Microsoft sent a letter this week in reply to an inquiry from the U.S. House of Representatives about Windows Phones and how the company tracks and stores user location data.
In order to track users, exact device identifier data associated with the phone need to be transmitted. Microsoft does have such a system set up, but it is discontinuing its current practice of storing device identifier data with the next Windows Phone 7 update, according to. Andy Lees, president of Microsoft’s Mobile Communications Business.
“Given the declining utility of device identifiers, Microsoft recently discontinued its storage and use of device identifiers,” Lees states on page 5 of the letter. “Further, as part of its next planned update to existing Windows Phone 7 devices, updated devices will no longer send device identifiers to the location service and new phones arriving this fall will not send device identifiers to the location service.”
The next planned Windows Phone 7 update depends on the user’s device and service provider. Lees may be referring to the “Mango” update expected in the fall. Some Windows Phone 7 users still have not received the first revise, called “NoDo,” which Microsoft launched in late March.
The Congressional inquiry was spurred by news of Apple and Goggle’s practices. According to news reports, Apple iOS- and Google Android-based mobile devices store user location data, potentially providing a means for users to be tracked. Microsoft responded on Monday to seven questions issued by a House committee investigating location data storage issues (PDF).
Microsoft before denied being in the same boat with Apple and Google on allowing users to be tracked by location. That may or may not be so, but the letter at least outlines a different approach going forward.
Microsoft claims in the letter that its Windows Phone 7 operating system does not follow the users exact location. Rather, it tracks the phone’s proximity to Wi-Fi hotspots or cell towers if the user opts in for location tracking. Windows Phone 7 devices also use the Global Positioning System (GPS) satellite tracking system if a Wi-Fi hotspot or cell tower isn’t in the vicinity. GPS is used as a last option since tapping that data can cause a drain on the phone’s battery.
Users have to opt into location tracking, which can be used for a mixture of services, such as finding the closest movie theater to see a particular film. Microsoft describes how tracking works, and how users can turn it on or off, at this page. The company describes its solitude policy for Windows Phone 7 here. Microsoft claims it cannot track individuals without the device identifiers, and it is discontinuing storing that information.
Location Data Storage
Microsoft stores data on Windows Phone 7 devices in three instances, according to the letter.
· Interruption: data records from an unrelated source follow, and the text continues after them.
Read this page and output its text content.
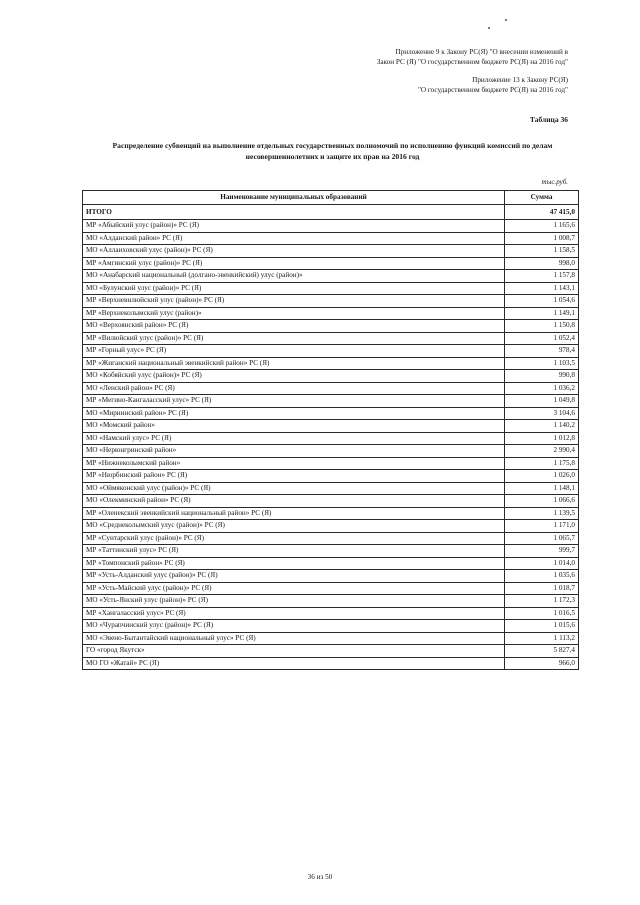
Приложение 9 к Закону РС(Я) "О внесении изменений в
Закон РС (Я) "О государственном бюджете РС(Я) на 2016 год"
Приложение 13 к Закону РС(Я)
"О государственном бюджете РС(Я) на 2016 год"
Таблица 36
Распределение субвенций на выполнение отдельных государственных полномочий по исполнению функций комиссий по делам
несовершеннолетних и защите их прав на 2016 год
тыс.руб.
Наименование муниципальных образований	Сумма
ИТОГО	47 415,0
МР «Абыйский улус (район)» РС (Я)	1 165,6
МО «Алданский район» РС (Я)	1 008,7
МО «Аллаиховский улус (район)» РС (Я)	1 158,5
МР «Амгинский улус (район)» РС (Я)	998,0
МО «Анабарский национальный (долгано-эвенкийский) улус (район)»	1 157,8
МО «Булунский улус (район)» РС (Я)	1 143,1
МР «Верхневилюйский улус (район)» РС (Я)	1 054,6
МР «Верхнеколымский улус (район)»	1 149,1
МО «Верхоянский район» РС (Я)	1 150,8
МР «Вилюйский улус (район)» РС (Я)	1 052,4
МР «Горный улус» РС (Я)	978,4
МР «Жиганский национальный эвенкийский район» РС (Я)	1 103,5
МО «Кобяйский улус (район)» РС (Я)	990,8
МО «Ленский район» РС (Я)	1 036,2
МР «Мегино-Кангаласский улус» РС (Я)	1 049,8
МО «Мирнинский район» РС (Я)	3 104,6
МО «Момский район»	1 140,2
МО «Намский улус» РС (Я)	1 012,8
МО «Нерюнгринский район»	2 990,4
МР «Нижнеколымский район»	1 175,8
МР «Нюрбинский район» РС (Я)	1 026,0
МО «Оймяконский улус (район)» РС (Я)	1 148,1
МО «Олекминский район» РС (Я)	1 066,6
МР «Оленекский эвенкийский национальный район» РС (Я)	1 139,5
МО «Среднеколымский улус (район)» РС (Я)	1 171,0
МР «Сунтарский улус (район)» РС (Я)	1 065,7
МР «Таттинский улус» РС (Я)	999,7
МР «Томпонский район» РС (Я)	1 014,0
МР «Усть-Алданский улус (район)» РС (Я)	1 035,6
МР «Усть-Майский улус (район)» РС (Я)	1 018,7
МО «Усть-Янский улус (район)» РС (Я)	1 172,3
МР «Хангаласский улус» РС (Я)	1 016,5
МО «Чурапчинский улус (район)» РС (Я)	1 015,6
МО «Эвено-Бытантайский национальный улус» РС (Я)	1 113,2
ГО «город Якутск»	5 827,4
МО ГО «Жатай» РС (Я)	966,0
36 из 50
The first case involves the “Find My Phone” feature, which indicates the last location of the device, as refreshed every six hours or so. That attribute is designed to help users when they have lost their phones.
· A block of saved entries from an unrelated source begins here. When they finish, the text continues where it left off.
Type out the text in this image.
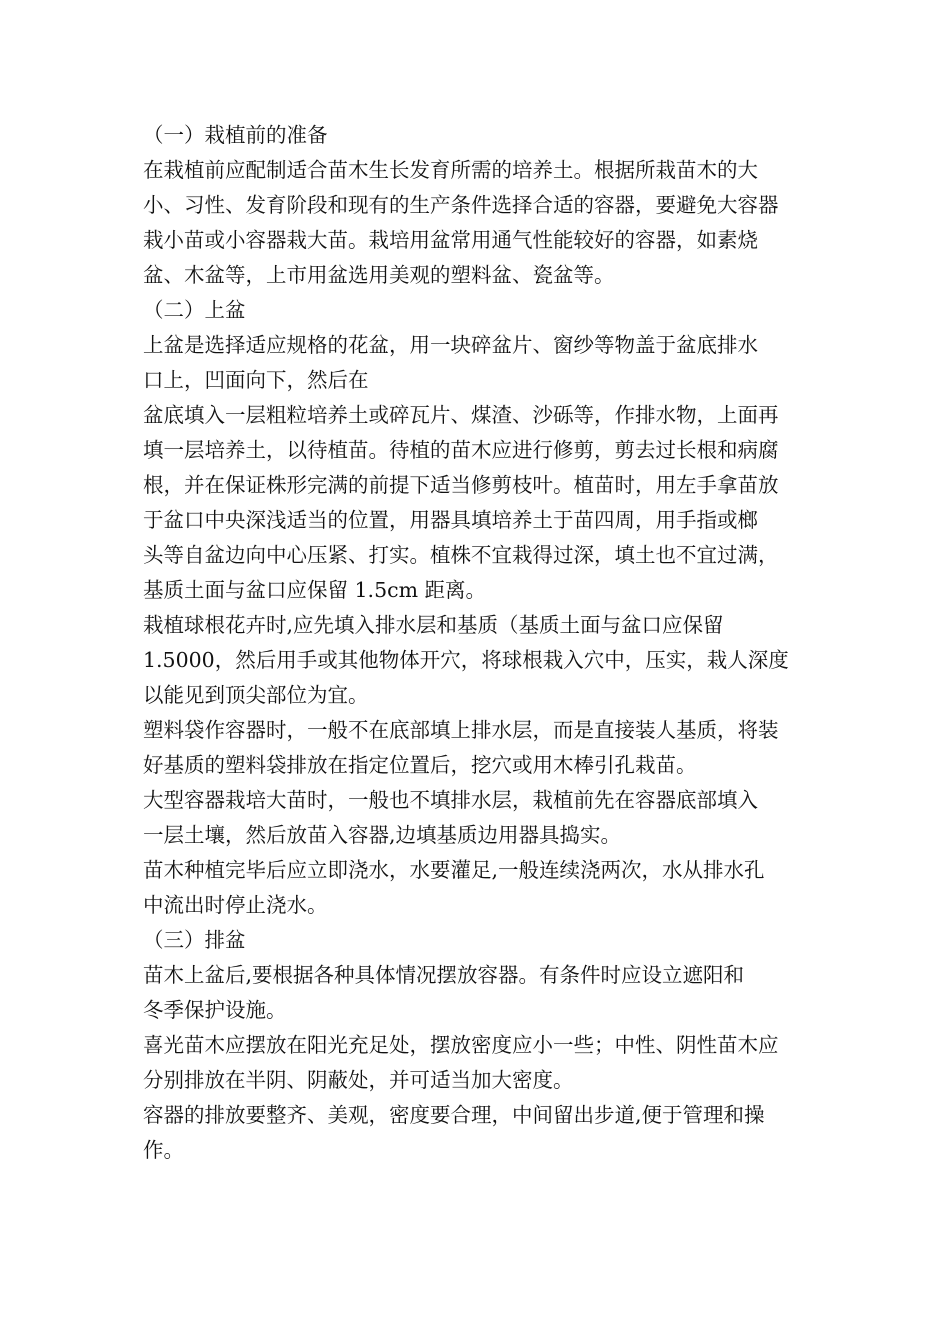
（一）栽植前的准备
在栽植前应配制适合苗木生长发育所需的培养土。根据所栽苗木的大
小、习性、发育阶段和现有的生产条件选择合适的容器，要避免大容器
栽小苗或小容器栽大苗。栽培用盆常用通气性能较好的容器，如素烧
盆、木盆等，上市用盆选用美观的塑料盆、瓷盆等。
（二）上盆
上盆是选择适应规格的花盆，用一块碎盆片、窗纱等物盖于盆底排水
口上，凹面向下，然后在
盆底填入一层粗粒培养土或碎瓦片、煤渣、沙砾等，作排水物，上面再
填一层培养土，以待植苗。待植的苗木应进行修剪，剪去过长根和病腐
根，并在保证株形完满的前提下适当修剪枝叶。植苗时，用左手拿苗放
于盆口中央深浅适当的位置，用器具填培养土于苗四周，用手指或榔
头等自盆边向中心压紧、打实。植株不宜栽得过深，填土也不宜过满，
基质土面与盆口应保留 1.5cm 距离。
栽植球根花卉时,应先填入排水层和基质（基质土面与盆口应保留
1.5000，然后用手或其他物体开穴，将球根栽入穴中，压实，栽人深度
以能见到顶尖部位为宜。
塑料袋作容器时，一般不在底部填上排水层，而是直接装人基质，将装
好基质的塑料袋排放在指定位置后，挖穴或用木棒引孔栽苗。
大型容器栽培大苗时，一般也不填排水层，栽植前先在容器底部填入
一层土壤，然后放苗入容器,边填基质边用器具捣实。
苗木种植完毕后应立即浇水，水要灌足,一般连续浇两次，水从排水孔
中流出时停止浇水。
（三）排盆
苗木上盆后,要根据各种具体情况摆放容器。有条件时应设立遮阳和
冬季保护设施。
喜光苗木应摆放在阳光充足处，摆放密度应小一些；中性、阴性苗木应
分别排放在半阴、阴蔽处，并可适当加大密度。
容器的排放要整齐、美观，密度要合理，中间留出步道,便于管理和操
作。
A second instance of location data storage concerns Wi-Fi and Cell tower data. Microsoft saves snippets of information from its database on the user’s phone for faster access. However, Microsoft’s letter claims, “no other applications or phone functions have access to this data.” It also states that the data are “set to expire after 10 days.” This information indicates the user’s proximity to Wi-Fi access points and cell towers in a five- to six-square kilometer area.
A third instance of data storage occurs when Microsoft stores data to “get better our database of available WiFi access points and cell towers.” That information is sent back to Microsoft via an encrypted HTTPS connection.
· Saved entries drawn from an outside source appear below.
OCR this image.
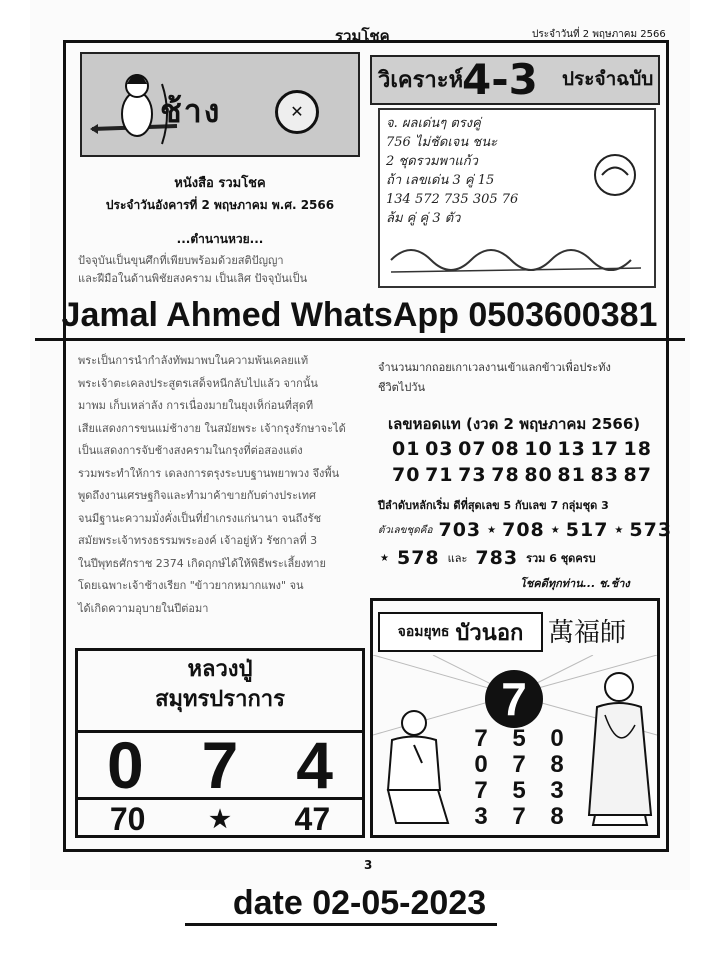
รวมโชค	ประจำวันที่ 2 พฤษภาคม 2566
ช้าง	✕
หนังสือ รวมโชค
ประจำวันอังคารที่ 2 พฤษภาคม พ.ศ. 2566
...ตำนานหวย...
ปัจจุบันเป็นขุนศึกที่เพียบพร้อมด้วยสติปัญญา
และฝีมือในด้านพิชัยสงคราม เป็นเลิศ ปัจจุบันเป็น
พระเป็นการนำกำลังทัพมาพบในความพ้นเคลยแท้
พระเจ้าตะเคลงประสูตรเสด็จหนีกลับไปแล้ว จากนั้น
มาพม เก็บเหล่าลัง การเนื่องมายในยุงเห็ก่อนที่สุดที
เสียแสดงการขนแม่ช้างาย ในสมัยพระ เจ้ากรุงรักษาจะได้
เป็นแสดงการจับช้างสงครามในกรุงที่ต่อสองแต่ง
รวมพระทำให้การ เดลงการตรุงระบบฐานพยาพวง จึงพื้น
พูดถึงงานเศรษฐกิจและทำมาค้าขายกับต่างประเทศ
จนมีฐานะความมั่งคั่งเป็นที่ยำเกรงแก่นานา จนถึงรัช
สมัยพระเจ้าทรงธรรมพระองค์ เจ้าอยู่หัว รัชกาลที่ 3
ในปีพุทธศักราช 2374 เกิดฤกษ์ได้ให้พิธีพระเลี้ยงทาย
โดยเฉพาะเจ้าช้างเรียก "ข้าวยากหมากแพง" จน
ได้เกิดความอุบายในปีต่อมา
วิเคราะห์
4-3 ประจำฉบับ
จ. ผลเด่นๆ ตรงคู่
756 ไม่ชัดเจน ชนะ
2 ชุดรวมพาแก้ว
ถ้า เลขเด่น 3 คู่ 15
134 572 735 305 76
ล้ม คู่ คู่ 3 ตัว
Jamal Ahmed WhatsApp 0503600381
จำนวนมากถอยเกาเวลงานเข้าแลกข้าวเพื่อประทัง
ชีวิตไปวัน
เลขหอดแท (งวด 2 พฤษภาคม 2566)
01 03 07 08 10 13 17 18
70 71 73 78 80 81 83 87
ปีลำดับหลักเริ่ม ดีที่สุดเลข 5 กับเลข 7 กลุ่มชุด 3
ตัวเลขชุดคือ 703 ★ 708 ★ 517 ★ 573
★ 578 และ 783 รวม 6 ชุดครบ
โชคดีทุกท่าน... ช.ช้าง
หลวงปู่
สมุทรปราการ
0 7 4
70	★ 47
จอมยุทธ บัวนอก 萬福師
7
7 5 0
0 7 8
7 5 3
3 7 8
3
date 02-05-2023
While Congress may be moving to protect the privacy of users in requesting this information from Microsoft and other mobile operating system providers, the U.S. Department of Justice seems to be taking a different view. A Senate hearing on Tuesday included comments from Jason Weinstein, the Department of Justice’s deputy assistant attorney general for the Criminal Division. According to a CNET article, Weinstein complained, “when this information is not stored, it may be impossible for law enforcement to collect essential evidence.”
The U.S. government long has had wiretapping technology necessities in place for U.S. telecom carriers under the Communications Assistance for Law Enforcement Act (CALEA). CALEA ensures that telecom technologies and Internet service provider technologies can be tapped by law enforcement agencies. However, the extent to which location data may apply under CALEA might be an area for legal argument. For instance, location data might be considered to fall under the data services category, rather than traditional telecom voice traffic or voice-over-IP traffic communications.
The Federal Trade Commission has also been floating a do-not-track proposal for online behavior (PDF), which is aimed at protecting consumer privacy. The FTC’s online concept is similar to the “do not call” opt-out process for dealing with telemarketers. Microsoft has deployed its own version of this concept with a “tracking protection” feature in Internet Explorer 9. It blocks third-party advertiser access to user click stream data on a Web site, although it does not block Web site access to that data.